Some years, during this period, we have to contend with the sirocco, which brings a small heat wave and transports Saharan sand.
Bellet’s vineyards are planted with original grape varieties producing aromatic white wines, silky, fresh rosés and full-bodied reds.
A little history
The Bellet vineyard is one of France’s oldest terroirs. Its cultivation dates back to the founding of Marseille.
Throughout the Middle Ages, Provence and Nice as part of it, developed their wine trade. The abbeys, including Saint-Pons in Nice, earned the most important revenues.
During the French Revolution, the hamlet of Saint-Roman de Bellet, at the heart of the appellation, was named Bacchus, reflecting the region’s viticultural vocation. Phylloxera and the two world wars led to a dramatic drop in vine acreage, and growers turned to the more lucrative Nice carnation.
A decree published in the Journal Officiel on November 11, 1941 classified Bellet’s vineyards as AOC.
Its production, weakened by the phylloxera invasion of 1885 and the damage caused by the two world wars, was maintained mainly thanks to the efforts of a wine merchant who reconstituted a vineyard from 1946 onwards.
Château de Bellet
As for “Le Château de Bellet”, Ghislain de Charnacé has been successfully defending the typicity and quality of Bellet wines since 1970. In 2012, he sold his vineyards to a leading company in the management of vineyard land groups. This company has given a real boost to the estate, almost doubling its surface area to 11 hectares. This investment is part of a program called “Grands Vignobles de France”.
Although Ghislain de Charnacé has sold the land, his family retains ownership of the park and the château, which dates back to the 17th and 19th centuries.
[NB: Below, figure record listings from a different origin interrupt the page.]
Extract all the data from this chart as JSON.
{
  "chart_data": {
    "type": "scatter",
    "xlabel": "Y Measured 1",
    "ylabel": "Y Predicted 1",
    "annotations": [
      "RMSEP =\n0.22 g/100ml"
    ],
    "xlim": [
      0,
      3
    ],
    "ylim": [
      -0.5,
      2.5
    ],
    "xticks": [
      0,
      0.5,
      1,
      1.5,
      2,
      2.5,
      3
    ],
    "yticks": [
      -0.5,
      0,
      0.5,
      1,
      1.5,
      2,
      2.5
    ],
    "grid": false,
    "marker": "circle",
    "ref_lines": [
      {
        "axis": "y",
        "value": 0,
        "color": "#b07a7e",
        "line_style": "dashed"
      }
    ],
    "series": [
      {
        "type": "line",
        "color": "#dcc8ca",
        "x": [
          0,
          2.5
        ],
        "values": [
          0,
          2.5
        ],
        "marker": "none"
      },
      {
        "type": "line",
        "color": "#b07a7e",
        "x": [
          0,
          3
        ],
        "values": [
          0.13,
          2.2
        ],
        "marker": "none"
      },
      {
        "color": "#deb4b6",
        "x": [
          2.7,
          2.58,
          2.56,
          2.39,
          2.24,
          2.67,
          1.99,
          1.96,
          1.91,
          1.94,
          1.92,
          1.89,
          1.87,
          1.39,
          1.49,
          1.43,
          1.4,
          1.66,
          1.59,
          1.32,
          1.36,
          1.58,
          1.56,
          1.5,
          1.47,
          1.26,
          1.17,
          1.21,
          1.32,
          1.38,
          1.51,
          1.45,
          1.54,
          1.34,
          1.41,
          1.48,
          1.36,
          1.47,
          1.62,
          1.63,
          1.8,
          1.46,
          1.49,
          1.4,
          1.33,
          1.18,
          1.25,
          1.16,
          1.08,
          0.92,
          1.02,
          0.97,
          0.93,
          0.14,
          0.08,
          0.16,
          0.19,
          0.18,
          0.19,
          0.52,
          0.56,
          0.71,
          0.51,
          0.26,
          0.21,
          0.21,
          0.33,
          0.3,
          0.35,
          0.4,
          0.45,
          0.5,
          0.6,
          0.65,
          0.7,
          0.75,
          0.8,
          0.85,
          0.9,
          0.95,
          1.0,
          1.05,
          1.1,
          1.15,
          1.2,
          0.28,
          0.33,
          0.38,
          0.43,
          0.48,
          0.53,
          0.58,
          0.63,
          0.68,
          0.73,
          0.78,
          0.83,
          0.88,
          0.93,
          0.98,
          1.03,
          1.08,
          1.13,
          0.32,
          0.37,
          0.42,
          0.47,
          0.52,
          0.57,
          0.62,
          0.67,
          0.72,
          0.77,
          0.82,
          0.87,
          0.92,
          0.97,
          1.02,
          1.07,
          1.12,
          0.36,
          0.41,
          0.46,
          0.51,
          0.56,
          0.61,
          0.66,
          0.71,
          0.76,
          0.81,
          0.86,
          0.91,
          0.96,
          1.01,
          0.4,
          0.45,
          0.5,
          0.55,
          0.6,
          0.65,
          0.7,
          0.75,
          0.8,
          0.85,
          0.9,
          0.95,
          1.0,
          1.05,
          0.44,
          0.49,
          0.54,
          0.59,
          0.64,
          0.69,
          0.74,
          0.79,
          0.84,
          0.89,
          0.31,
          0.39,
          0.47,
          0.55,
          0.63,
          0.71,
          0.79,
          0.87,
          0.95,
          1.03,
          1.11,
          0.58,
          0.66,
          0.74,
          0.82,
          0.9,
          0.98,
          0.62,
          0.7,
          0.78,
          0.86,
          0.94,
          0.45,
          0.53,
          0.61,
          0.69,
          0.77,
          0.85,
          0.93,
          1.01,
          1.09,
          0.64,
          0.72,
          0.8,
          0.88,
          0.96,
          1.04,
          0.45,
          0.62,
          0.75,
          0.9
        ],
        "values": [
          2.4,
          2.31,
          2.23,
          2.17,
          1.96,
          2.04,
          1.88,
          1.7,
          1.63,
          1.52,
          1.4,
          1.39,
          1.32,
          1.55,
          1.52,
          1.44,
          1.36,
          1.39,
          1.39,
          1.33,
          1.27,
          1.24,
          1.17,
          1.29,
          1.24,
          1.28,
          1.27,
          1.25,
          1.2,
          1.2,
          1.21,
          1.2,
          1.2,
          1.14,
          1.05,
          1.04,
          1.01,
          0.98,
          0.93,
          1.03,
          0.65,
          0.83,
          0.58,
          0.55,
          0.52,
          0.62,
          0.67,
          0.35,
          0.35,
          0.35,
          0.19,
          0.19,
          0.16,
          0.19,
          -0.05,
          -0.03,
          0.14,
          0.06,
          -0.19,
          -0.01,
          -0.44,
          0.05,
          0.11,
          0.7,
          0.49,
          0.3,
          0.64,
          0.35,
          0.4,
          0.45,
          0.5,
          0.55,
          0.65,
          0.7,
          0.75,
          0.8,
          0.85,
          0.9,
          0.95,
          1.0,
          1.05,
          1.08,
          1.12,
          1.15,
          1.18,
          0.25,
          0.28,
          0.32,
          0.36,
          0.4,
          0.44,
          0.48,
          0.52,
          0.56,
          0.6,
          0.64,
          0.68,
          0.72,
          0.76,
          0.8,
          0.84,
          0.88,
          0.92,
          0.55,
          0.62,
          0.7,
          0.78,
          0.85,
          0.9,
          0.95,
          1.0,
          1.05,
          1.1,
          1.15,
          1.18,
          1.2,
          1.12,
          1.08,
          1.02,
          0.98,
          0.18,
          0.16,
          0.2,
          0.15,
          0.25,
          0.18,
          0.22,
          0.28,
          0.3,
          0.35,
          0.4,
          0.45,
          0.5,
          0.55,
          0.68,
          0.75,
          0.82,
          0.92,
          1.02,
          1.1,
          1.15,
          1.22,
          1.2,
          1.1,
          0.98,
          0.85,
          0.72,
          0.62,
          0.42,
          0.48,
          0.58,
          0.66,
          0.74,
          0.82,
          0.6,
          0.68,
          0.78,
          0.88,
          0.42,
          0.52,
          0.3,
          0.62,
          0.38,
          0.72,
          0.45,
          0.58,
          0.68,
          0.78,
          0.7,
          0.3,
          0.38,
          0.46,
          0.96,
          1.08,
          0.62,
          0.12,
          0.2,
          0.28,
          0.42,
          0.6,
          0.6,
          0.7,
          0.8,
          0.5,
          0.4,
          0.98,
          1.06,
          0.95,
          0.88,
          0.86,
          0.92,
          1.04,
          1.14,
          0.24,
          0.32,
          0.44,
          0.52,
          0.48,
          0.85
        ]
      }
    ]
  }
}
And he himself remains at the helm of the operation and winemaking, as an “advisor” involved in “all decisions”.
Château de Bellet accompanies the most prestigious occasions: the Versailles summit in 1982, the European summit in Nice in 2000 and NATO in 2005.
The grape varieties authorized by the appellation decree are rolle and chardonnay for the whites; folle noire, braquet, grenache and cinsault for the reds. But rolle and braquet, typical Nice varieties, account for the major part of production. The small surface area of the appellation, the respect for tradition in harvesting and vinification, and the quality of the taste make Bellet wines rare and highly appreciated.
Bellet red wines are full-bodied and perfect to accompany the traditional daube. The whites are aromatic. Rosés enhance the flavor of socca niçoise. Bellet can be kept unaltered for many years.